100 Günlük Eylem Planı'nda Bakanlığınızda Kanal İstanbul ve 3. Havalimanı gibi dev projelere yer verilmiş. Döviz kurlarındaki artış, projeleri nasıl etkiler sizce? Bu yatırımlar Türk lojistik sektörüne neler kazandıracak?

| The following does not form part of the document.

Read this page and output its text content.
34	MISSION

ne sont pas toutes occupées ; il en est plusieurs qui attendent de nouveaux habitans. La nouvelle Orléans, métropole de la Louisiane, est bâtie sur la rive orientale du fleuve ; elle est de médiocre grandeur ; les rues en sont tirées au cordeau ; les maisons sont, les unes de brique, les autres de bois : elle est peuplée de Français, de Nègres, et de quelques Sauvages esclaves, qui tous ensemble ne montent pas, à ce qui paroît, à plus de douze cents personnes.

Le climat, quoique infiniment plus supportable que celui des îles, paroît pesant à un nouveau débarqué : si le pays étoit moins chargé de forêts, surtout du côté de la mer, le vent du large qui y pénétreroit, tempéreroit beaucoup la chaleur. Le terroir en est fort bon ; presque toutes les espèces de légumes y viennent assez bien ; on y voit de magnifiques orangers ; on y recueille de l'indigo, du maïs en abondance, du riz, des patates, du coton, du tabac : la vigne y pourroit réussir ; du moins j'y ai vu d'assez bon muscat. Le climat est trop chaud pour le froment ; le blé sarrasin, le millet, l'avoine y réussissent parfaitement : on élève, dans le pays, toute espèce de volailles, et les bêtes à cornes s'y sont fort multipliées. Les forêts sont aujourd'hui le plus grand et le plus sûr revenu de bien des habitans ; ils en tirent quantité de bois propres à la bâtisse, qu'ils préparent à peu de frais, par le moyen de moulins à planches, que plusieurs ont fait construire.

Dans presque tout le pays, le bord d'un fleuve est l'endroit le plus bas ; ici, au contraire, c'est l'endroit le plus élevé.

Ülkemizin rekabet gücüne ve toplumun yaşam kalitesinin yükseltilmesine katkıda bulunma, insanımıza en iyi şekilde hizmet etme anlayışımız doğrultusunda, mevcut ulaşım ve altyapı projelerimize hız kesmeden devam ediyor, bu büyük yatırımlara yenilerini ekliyoruz. Cumhuriyetimizin 100'üncü yılına yönelik hedeflere ulaşılabilmesi için gerekli her türlü gayret ve kararlılığı gösteriyoruz. Bu çerçevede Cumhurbaşkanımız Sayın Recep Tayyip Erdoğan'ın açıkladığı 100 Günlük İcraat Programı'nda yer alan projeler, hiç şüphesiz, büyük önem arz ediyor. Her birinde hızla mesafe aldığımız bu projelerin, ekonomik kalkınmada ve toplum refahının artırılmasında etkin bir rol üstleneceğini, ülkemizin muasır medeniyetler seviyesinin üzerine çıkmasına katkı sağlayacağını ifade etmek istiyorum.

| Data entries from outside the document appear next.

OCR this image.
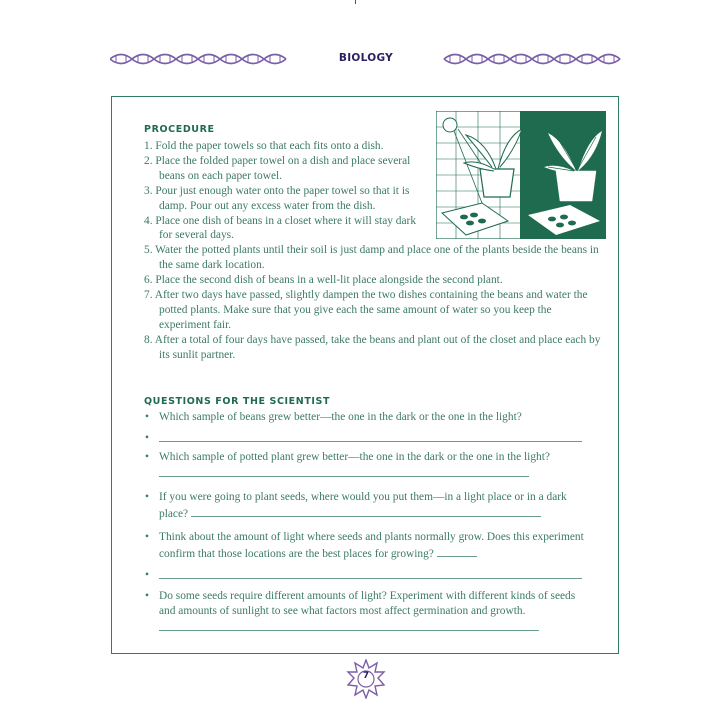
BIOLOGY
PROCEDURE
1. Fold the paper towels so that each fits onto a dish.
2. Place the folded paper towel on a dish and place several beans on each paper towel.
3. Pour just enough water onto the paper towel so that it is damp. Pour out any excess water from the dish.
4. Place one dish of beans in a closet where it will stay dark for several days.
5. Water the potted plants until their soil is just damp and place one of the plants beside the beans in the same dark location.
6. Place the second dish of beans in a well-lit place alongside the second plant.
7. After two days have passed, slightly dampen the two dishes containing the beans and water the potted plants. Make sure that you give each the same amount of water so you keep the experiment fair.
8. After a total of four days have passed, take the beans and plant out of the closet and place each by its sunlit partner.
QUESTIONS FOR THE SCIENTIST
• Which sample of beans grew better—the one in the dark or the one in the light?
•
• Which sample of potted plant grew better—the one in the dark or the one in the light?
• If you were going to plant seeds, where would you put them—in a light place or in a dark place?
• Think about the amount of light where seeds and plants normally grow. Does this experiment confirm that those locations are the best places for growing?
•
• Do some seeds require different amounts of light? Experiment with different kinds of seeds and amounts of sunlight to see what factors most affect germination and growth.
7
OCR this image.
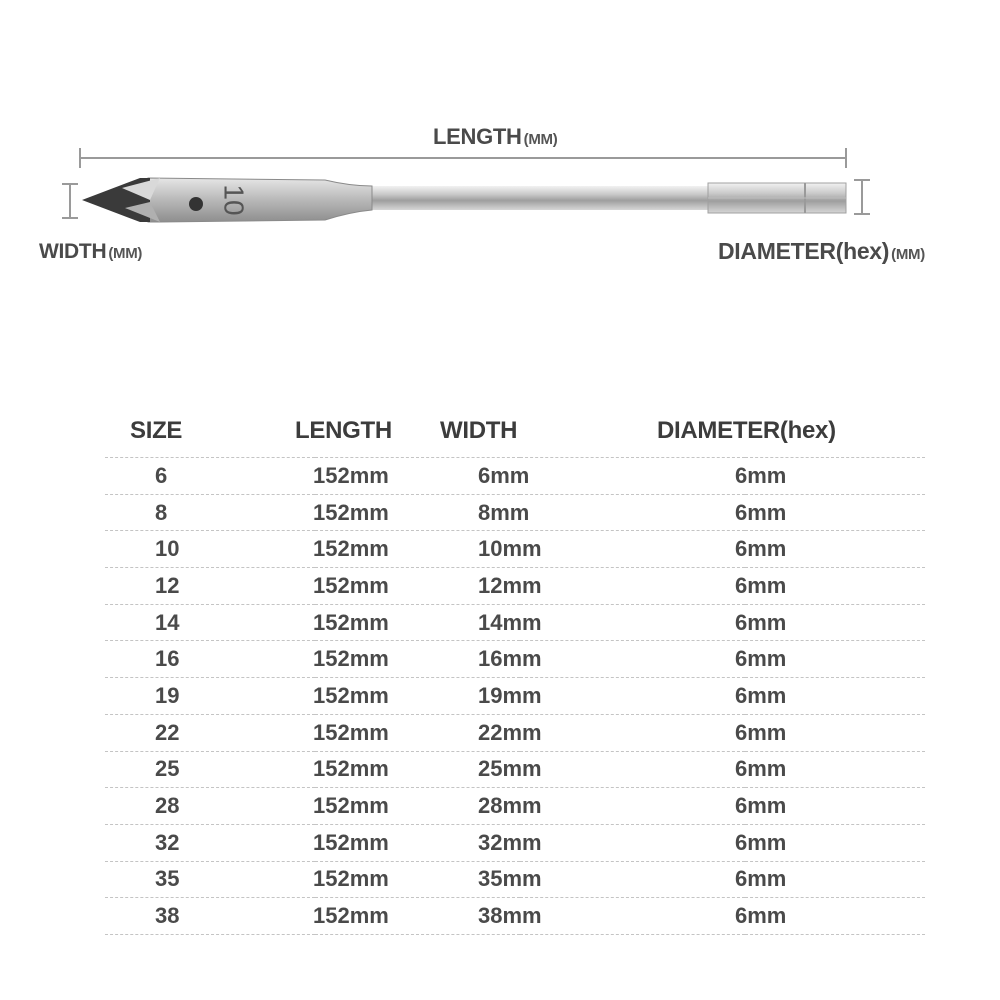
10
LENGTH (MM)
WIDTH (MM)	DIAMETER(hex) (MM)
SIZE	LENGTH	WIDTH	DIAMETER(hex)
6	152mm	6mm	6mm
8	152mm	8mm	6mm
10	152mm	10mm	6mm
12	152mm	12mm	6mm
14	152mm	14mm	6mm
16	152mm	16mm	6mm
19	152mm	19mm	6mm
22	152mm	22mm	6mm
25	152mm	25mm	6mm
28	152mm	28mm	6mm
32	152mm	32mm	6mm
35	152mm	35mm	6mm
38	152mm	38mm	6mm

Döviz kurları üzerinde oynanan oyunların belirlediğimiz bu dev yatırımlara, projelere ket vurmasına izin vermeyeceğiz. Lakin Türkiye'nin bölgesindeki onca istikrarsızlığa, çatışmaya ve sıkıntıya rağmen neleri başardığını gayet iyi biliyorsunuz. Şu an yüzleştiğimiz sıkıntılar da bizim için asla aşılmaz değildir. Serbest piyasa prensiplerinden taviz verilmeyecek. Yatırım ve ticaret ile ekonomimiz güçlenecek. Unutmayın ki Türkiye, değişen durumlara göre her zaman adımlarını atmıştır ve bundan sonra da atmaya devam edecektir.

İstanbul 3. Havalimanı, kargo taşımacılığı açısından Atatürk Havalimanı'ndan ne gibi farklılıklara sahip olacak?

Yeni havalimanı çok büyük bir proje ve bize, bu kadar büyük bir havalimanına ne gerek var, gibi sorular yöneltiliyor. Biz, 3-4 saatlik uçuş ile 1,5 milyar insana ve 31 trilyon dolarlık bir pazara ulaşabilecek muazzam bir konumdayız. Bu bağlamda İstanbul, Türkiye'nin dışarıya açılan kapısı konumuyla, bu trafiğin merkezinde yer almaktadır ve İstanbul Yeni Havalimanı'nın bu konumu destekleyeceği ve geliştireceği düşünülmelidir. Küresel planda iddialı havayolu şirketleri için faaliyet merkezi olarak hizmet edecek bu tür bir üsse sahip olmak, önemli bir unsurdur. Bu noktada, İstanbul Yeni Havalimanı, 150 havayolu şirketine ve 350'nin üzerinde destinasyona uçuş imkânı sağlayacaktır. İniş kalkış yapan her uçak, yolcu hatta ülkemizin üzerinden uçan uçak bile ekonomimize gelir getirecek.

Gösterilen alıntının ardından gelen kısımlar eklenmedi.